Eine Million Passagiere betroffen
Zurückblickend bleibt einiges festzustellen: Da es keine internationalen, wissenschaftlichen Kriterien dafür gibt, ab wann vulkanische Ascheteilchen fluggefährdend sein könnten, war das Flugverbot absolut gerechtfertigt. Zumindest bis zu dem Zeitpunkt, da die zehn Lufthansa-Maschinen von München nach Frankfurt geflogen waren, in deren Triebwerken keine Vulkanasche festgestellt wurde. Während der fünf Tage, da über Europa nicht geflogen werden durfte, wurden 11.000 Flüge gestrichen, betroffen waren rund eine Million Passagiere – da gebührt Airlines wie Lufthansa und Air Berlin großes Lob dafür, dass sie gestrandete Fluggäste schnell zurückholten und ziemlich früh zum regulären Flugplan zurückfanden. Was besonders zu bemängeln war, wird es in Zukunft nicht mehr geben: Dass die Luftqualität nicht häufiger genug und vor allem zuverlässiger beurteilt wurde, so dass Flugpassagieren nur alle fünf bis sechs Stunden mitgeteilt werden konnte, ob oder wann ihre Maschine fliegen würde.

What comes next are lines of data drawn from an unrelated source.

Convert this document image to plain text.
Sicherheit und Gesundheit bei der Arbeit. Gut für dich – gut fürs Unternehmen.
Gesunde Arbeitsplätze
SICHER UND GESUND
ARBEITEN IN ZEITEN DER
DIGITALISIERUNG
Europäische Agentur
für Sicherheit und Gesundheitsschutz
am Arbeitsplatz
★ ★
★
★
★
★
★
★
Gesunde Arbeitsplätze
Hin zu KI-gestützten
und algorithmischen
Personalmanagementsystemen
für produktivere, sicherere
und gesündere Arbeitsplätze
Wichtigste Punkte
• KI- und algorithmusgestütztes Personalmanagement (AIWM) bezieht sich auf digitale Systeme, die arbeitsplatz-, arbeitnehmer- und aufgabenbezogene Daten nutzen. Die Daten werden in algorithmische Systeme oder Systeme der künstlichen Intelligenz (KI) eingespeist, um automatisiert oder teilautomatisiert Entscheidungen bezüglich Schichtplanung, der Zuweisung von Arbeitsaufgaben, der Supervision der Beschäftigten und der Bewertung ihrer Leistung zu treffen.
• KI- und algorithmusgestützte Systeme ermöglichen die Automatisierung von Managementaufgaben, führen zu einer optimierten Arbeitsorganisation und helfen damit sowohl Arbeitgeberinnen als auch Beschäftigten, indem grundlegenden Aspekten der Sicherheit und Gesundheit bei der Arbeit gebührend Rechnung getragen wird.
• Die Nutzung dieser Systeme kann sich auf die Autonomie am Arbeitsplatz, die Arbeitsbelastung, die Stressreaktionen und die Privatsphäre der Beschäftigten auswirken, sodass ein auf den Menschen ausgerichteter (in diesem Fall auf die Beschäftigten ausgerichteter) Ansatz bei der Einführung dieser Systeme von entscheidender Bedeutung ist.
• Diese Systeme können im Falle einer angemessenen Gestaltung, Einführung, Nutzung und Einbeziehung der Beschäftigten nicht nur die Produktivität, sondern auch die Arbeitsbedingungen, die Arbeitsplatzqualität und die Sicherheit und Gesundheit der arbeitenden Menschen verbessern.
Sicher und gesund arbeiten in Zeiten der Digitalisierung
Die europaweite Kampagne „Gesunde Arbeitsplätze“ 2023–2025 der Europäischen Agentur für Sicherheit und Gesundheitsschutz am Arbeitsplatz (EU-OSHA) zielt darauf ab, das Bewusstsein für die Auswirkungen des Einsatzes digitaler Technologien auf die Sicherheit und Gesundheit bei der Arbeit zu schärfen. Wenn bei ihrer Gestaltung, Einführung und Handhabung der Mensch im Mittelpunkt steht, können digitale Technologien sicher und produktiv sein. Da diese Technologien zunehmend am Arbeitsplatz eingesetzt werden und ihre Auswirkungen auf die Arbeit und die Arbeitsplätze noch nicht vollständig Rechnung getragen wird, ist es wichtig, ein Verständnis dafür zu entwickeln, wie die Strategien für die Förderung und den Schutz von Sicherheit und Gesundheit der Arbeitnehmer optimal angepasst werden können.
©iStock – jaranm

Die Situation war einmalig, ohne Beispiel. Deshalb wird sie sich so nicht wiederholen, denn demnächst wird es Kriterien, Messdaten dafür geben, international erarbeitet, ab wann vulkanische Asche fluggefährdend ist. Dieser isländische Vulkan mit dem unaussprechlichen Namen (Eyjatfjalajökul) hat die Luftfahrt, die Politik und die Wissenschaft vieles gelehrt – übrigens: Die Amerikaner nennen den irischen Vulkan kurz und bündig E15. E steht für „eruption“ (Ausbruch), 15 für die Buchstabenanzahl des Vulkannamens – da gibt`s nichts Zungenbrecherisches.